Daha kaç kez bir ilk yazı başlığı atabileceğim hayatta bilmiyorum. İlk "İlk Yazı" başlığımı nerede attığımı hatırlamasam da tam olarak, elimdeki ilk yazılı kaynak sanırım 1992'de çıkarmaya başladığım ve 3 veya 4. sayısında kaldığım haftalık olduğunu tahmin ettiğim "gazetecik" "Doğru Haber"'de var. Sonra arkasından günlükler -ki sanırım 15 kere filan başladım günlük tutmaya ama bir süre sonra sıkıyor- ve onu takiben dergiler, kitaplar filan filan geldi hep ve sanırım bi on beşinci kez filan oldu "İlk yazı" diyeli.

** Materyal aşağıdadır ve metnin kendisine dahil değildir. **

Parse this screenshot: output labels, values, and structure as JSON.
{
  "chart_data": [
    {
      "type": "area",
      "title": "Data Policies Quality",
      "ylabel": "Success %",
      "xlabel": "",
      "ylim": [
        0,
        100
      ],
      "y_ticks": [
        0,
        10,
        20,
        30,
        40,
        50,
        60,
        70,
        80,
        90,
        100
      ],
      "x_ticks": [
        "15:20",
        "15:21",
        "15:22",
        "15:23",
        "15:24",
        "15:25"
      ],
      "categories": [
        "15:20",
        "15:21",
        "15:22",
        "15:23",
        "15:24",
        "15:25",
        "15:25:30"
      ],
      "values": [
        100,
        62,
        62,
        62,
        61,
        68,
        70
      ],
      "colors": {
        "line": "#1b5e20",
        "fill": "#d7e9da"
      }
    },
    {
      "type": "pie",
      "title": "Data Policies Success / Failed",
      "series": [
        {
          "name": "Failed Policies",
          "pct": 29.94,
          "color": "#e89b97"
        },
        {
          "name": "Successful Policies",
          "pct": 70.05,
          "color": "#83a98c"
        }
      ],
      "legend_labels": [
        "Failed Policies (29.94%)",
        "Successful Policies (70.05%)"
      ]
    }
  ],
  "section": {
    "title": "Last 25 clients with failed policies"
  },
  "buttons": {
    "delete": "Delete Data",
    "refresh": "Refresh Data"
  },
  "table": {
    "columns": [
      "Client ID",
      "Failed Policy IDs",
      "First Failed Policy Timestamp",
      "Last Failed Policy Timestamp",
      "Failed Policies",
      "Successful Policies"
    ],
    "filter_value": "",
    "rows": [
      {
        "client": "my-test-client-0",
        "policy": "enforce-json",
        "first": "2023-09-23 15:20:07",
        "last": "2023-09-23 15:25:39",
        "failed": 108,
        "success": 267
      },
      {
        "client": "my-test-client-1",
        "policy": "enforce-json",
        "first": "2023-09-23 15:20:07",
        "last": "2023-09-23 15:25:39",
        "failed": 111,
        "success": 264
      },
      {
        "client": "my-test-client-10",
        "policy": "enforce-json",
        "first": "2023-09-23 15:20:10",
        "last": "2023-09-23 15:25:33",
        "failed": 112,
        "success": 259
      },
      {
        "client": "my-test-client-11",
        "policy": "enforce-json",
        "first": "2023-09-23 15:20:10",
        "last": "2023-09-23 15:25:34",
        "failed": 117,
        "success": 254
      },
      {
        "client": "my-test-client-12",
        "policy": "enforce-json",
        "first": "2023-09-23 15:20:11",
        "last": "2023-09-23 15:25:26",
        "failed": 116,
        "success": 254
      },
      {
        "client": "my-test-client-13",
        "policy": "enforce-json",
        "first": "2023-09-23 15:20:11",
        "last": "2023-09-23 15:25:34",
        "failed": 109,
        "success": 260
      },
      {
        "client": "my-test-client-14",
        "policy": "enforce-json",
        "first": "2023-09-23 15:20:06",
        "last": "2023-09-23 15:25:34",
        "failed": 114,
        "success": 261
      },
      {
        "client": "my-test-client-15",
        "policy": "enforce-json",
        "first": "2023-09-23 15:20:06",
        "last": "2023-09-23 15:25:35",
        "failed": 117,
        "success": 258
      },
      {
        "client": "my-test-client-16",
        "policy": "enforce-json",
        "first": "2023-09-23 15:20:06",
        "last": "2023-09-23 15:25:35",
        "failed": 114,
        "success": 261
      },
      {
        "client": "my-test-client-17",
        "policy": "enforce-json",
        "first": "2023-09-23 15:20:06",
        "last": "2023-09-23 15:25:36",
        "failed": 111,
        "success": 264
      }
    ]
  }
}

Heyecan duyuyor musun derseniz, sanırım hayır; yazmak işim oldu ve profesyonelce yaklaşmaya çalışıyorum. Ne kötü bu ama sanırım bu bloga başlamamın temel sebebi de o; yazının arada bir eğlenmeye ve de saçmalamaya da yarayan bir araç, bir iletişim metası olduğunu anımsayabilmek.
Şu noktada başka laf etmek gereksiz geldi bir an. Biraz tazelenelim; döneriz geri...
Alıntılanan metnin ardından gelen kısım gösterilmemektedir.